It’s that time of year again, when many people add charitable giving to their busy holiday to-do list. Year-end giving can come with great benefits, of course, and now is a good time to refresh on some highlights, as well as finer points that can get donors in trouble. An article in this week’s Wall Street Journal article gives some solid pointers on giving options to consider—and snags to avoid.
- Consider stock donations. This is a good year to give away appreciated stock, given 2013’s combination of stock price boosts and tax increases. But, as always, avoid giving away stocks that are worth less than you paid for them—those should be sold instead with proceeds then donated to charity, so that losses can be used to trim taxes.

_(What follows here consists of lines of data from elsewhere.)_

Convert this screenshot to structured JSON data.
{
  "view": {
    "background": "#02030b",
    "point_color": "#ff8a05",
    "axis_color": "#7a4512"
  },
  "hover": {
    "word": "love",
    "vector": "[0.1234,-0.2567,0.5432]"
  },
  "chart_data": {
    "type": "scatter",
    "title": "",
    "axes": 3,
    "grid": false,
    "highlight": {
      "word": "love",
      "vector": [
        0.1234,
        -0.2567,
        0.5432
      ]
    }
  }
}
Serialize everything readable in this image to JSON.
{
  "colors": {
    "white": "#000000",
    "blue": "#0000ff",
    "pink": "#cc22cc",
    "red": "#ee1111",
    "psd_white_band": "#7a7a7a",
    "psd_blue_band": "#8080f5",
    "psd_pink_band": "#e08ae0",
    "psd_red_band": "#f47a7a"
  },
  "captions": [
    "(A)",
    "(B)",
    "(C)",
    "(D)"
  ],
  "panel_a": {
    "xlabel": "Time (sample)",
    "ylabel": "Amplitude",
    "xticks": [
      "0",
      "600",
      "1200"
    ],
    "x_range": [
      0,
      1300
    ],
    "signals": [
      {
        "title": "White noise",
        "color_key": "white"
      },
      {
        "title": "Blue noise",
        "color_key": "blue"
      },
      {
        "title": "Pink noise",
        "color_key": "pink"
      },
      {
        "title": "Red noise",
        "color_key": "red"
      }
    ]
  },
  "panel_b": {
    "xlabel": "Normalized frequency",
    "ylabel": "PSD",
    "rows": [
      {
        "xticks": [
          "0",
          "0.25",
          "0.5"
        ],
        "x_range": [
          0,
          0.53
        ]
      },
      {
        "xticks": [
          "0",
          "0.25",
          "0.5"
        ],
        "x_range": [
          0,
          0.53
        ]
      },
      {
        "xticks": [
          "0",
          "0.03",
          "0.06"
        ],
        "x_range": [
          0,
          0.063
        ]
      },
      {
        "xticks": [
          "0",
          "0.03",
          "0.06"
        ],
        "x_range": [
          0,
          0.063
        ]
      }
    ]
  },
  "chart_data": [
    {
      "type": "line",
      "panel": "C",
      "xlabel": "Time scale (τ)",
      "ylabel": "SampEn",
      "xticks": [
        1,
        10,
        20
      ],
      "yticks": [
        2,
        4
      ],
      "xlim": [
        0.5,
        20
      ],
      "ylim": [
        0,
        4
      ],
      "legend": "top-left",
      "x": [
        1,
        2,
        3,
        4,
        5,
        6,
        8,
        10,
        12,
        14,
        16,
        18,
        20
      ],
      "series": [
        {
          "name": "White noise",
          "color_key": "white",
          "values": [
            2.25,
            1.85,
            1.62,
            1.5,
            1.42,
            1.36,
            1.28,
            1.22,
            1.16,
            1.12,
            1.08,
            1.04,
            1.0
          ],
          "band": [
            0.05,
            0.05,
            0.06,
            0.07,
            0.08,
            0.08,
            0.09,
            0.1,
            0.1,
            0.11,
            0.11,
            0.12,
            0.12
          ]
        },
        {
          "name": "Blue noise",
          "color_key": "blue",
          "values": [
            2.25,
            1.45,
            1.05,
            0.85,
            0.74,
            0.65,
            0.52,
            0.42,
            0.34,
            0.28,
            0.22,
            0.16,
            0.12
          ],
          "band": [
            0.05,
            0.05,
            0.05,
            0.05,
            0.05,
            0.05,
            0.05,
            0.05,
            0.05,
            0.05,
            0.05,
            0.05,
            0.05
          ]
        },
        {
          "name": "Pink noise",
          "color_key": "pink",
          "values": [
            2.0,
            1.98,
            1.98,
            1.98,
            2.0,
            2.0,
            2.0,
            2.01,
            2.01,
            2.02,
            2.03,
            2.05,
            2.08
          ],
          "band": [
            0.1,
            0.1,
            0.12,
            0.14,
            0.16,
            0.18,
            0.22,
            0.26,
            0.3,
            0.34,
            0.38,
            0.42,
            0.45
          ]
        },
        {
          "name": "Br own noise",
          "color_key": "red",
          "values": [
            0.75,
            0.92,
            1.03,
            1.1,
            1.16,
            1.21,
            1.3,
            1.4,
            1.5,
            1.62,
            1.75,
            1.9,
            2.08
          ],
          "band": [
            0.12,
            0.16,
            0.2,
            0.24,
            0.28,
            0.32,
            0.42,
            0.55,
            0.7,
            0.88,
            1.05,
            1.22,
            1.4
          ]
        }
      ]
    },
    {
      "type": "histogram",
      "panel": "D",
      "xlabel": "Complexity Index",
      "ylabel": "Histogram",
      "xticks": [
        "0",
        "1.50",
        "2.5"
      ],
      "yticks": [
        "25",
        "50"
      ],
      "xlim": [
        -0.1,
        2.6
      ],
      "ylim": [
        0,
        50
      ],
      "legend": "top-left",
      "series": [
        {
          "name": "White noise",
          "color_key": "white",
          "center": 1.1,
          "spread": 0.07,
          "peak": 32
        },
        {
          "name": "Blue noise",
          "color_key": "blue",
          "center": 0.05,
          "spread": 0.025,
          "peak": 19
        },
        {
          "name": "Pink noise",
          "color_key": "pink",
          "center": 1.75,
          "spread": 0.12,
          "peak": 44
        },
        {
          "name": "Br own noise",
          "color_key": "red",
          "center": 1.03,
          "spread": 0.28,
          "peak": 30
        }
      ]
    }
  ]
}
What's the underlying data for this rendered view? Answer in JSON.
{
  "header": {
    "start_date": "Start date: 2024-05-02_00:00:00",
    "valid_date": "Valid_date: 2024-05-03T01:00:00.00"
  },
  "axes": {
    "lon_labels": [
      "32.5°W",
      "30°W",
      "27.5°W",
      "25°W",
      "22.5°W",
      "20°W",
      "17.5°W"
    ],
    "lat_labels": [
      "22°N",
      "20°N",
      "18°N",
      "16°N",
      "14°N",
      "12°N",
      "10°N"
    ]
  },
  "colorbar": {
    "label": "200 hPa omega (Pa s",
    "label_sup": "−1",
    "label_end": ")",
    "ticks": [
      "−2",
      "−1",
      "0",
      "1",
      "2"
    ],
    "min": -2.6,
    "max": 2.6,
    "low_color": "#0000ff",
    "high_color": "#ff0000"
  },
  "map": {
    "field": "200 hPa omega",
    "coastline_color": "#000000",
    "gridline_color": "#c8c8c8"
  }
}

- Take advantage of IRA opportunity. Those who are 70½ or older can transfer as much as $100,000 from an individual IRA to a qualifying charity, without that amount being included in their income. In addition, the transfer counts toward their required minimum distribution. While the transfer is not deductible, it isn’t included in income and as such won’t increase adjusted gross income (which can lead to phase-out of deductions and exemptions, and potentially increased taxes). It isn’t clear whether this benefit will be extended beyond this year, so check this one off the list now!
- Look into donor-advised funds. These funds come with some great advantages, including a current tax deduction and the flexibility to recommend gifts to charities in the future (i.e., not all money donated to a fund this year needs to be paid out to charities this year). But be sure to shop around and make sure the organization’s policies are a good fit—many organizations offer donor-advised funds that vary in terms of minimum donation amounts, ability to name successor advisers, and associated fees.
- Make sure to get receipts. Donations of $250 or more require a contemporaneous receipt from the IRS that acknowledges the gift and whether the charity gave the donor anything in exchange for the donation—and if so, a good faith estimate of its value. Gifts of property can carry additional requirements; see IRS Publication 526 for more information.
The IRS also has issued some year-end giving guidance, which includes reminders about some basic requirements:
- Contributions are deductible in year made. This means that a donation made by credit card before year-end is deductible this year, even if the credit card bill isn’t paid until 2014.
- Recipient must be eligible charity. Use the IRS Exempt Organization Select Check feature to confirm 501(c)(3) status and whether an organization is a public charity or private foundation—though keep in mind that churches, synagogues, temples, mosques and government agencies are eligible to receive deductible donations, even if they are not listed.
- Taxpayers must itemize to take advantage of charitable deduction.
- Keep in mind requirements for certain donations. For example, donations of vehicles often will be limited to the price a charity receives for selling it (rather than fair market value). And donations of clothing or household items need to be in good used condition or better.
All in all, year-end giving allows you to combine financial planning with the altruistic spirit of the season, and opportunities abound!